Its style was Art Deco and used lighting to emphasise the quality of materials, rather than ornamentation. The dance floor included a rubberised disc that revolved like a phonograph turntable and its live band was led by many performers, such as Artur Gold. The American bar was air-conditioned and served cocktails and Coca-Cola. The winter garden contained plants and live birds, such as parrots.

The venue was at the centre of Warsaw nightlife. It hosted events like balls and parties and often featured prominent artists, musicians and other popular figures.

==Filmmaking location==
The café's varied interiors made it a good location for filmmaking. It has appeared in many films, such as the 1933 movie His Excellency, The Shop Assistant, or the 1934 Polish musical comedy Co mój mąż robi w nocy (What Is My Husband Doing Tonight?), where it was named "Alhambra" and used as a set for half of the scenes.

==Wartime==
During the Second World War, Café Adria was requisitioned and reserved for Germans only. In May 1943, there was a shootout when Jan Kryst sought revenge for the torture of Polish prisoners by shooting members of the Gestapo who were there for the cabaret.

During the Warsaw Uprising, it housed a canteen and the Błyskawica radiostation.
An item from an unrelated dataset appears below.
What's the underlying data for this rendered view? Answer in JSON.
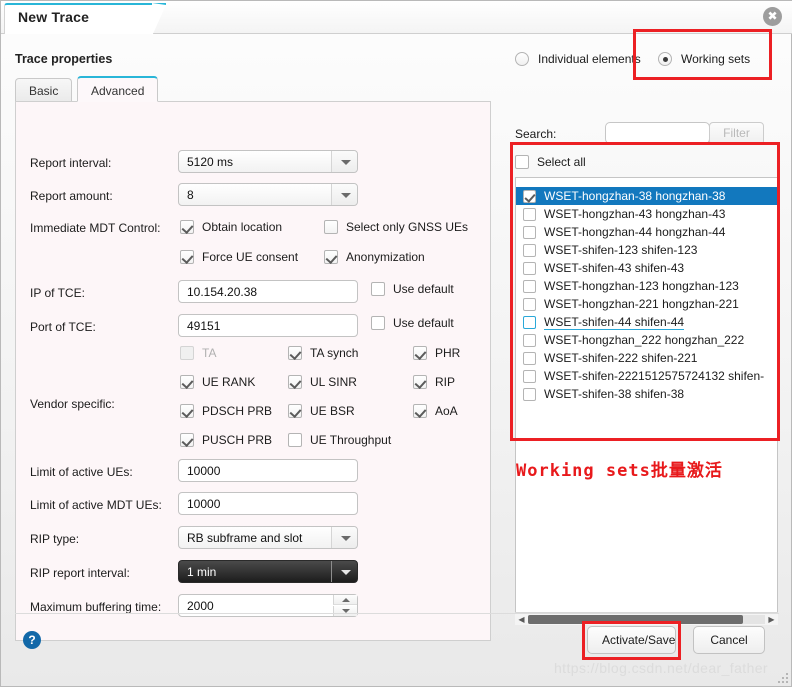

It was then hit by a large shell from a Karl-Gerät siege mortar on 18 August 1944. The 60 cm shell did not explode, but penetrated all the floors of the building and reached the cellars. Further bombardment then inflicted more damage, but the building was one of the few to remain standing and was renovated as a bank after the war.

== Contemporary use ==
In 1973 another café was created in the same place under the name New Adria, but it closed in 2005 and the building that housed the café was abandoned; in 2024 there were plans to modernise the building for use as residential flats.

The building is now listed on the Polish list of historic monuments.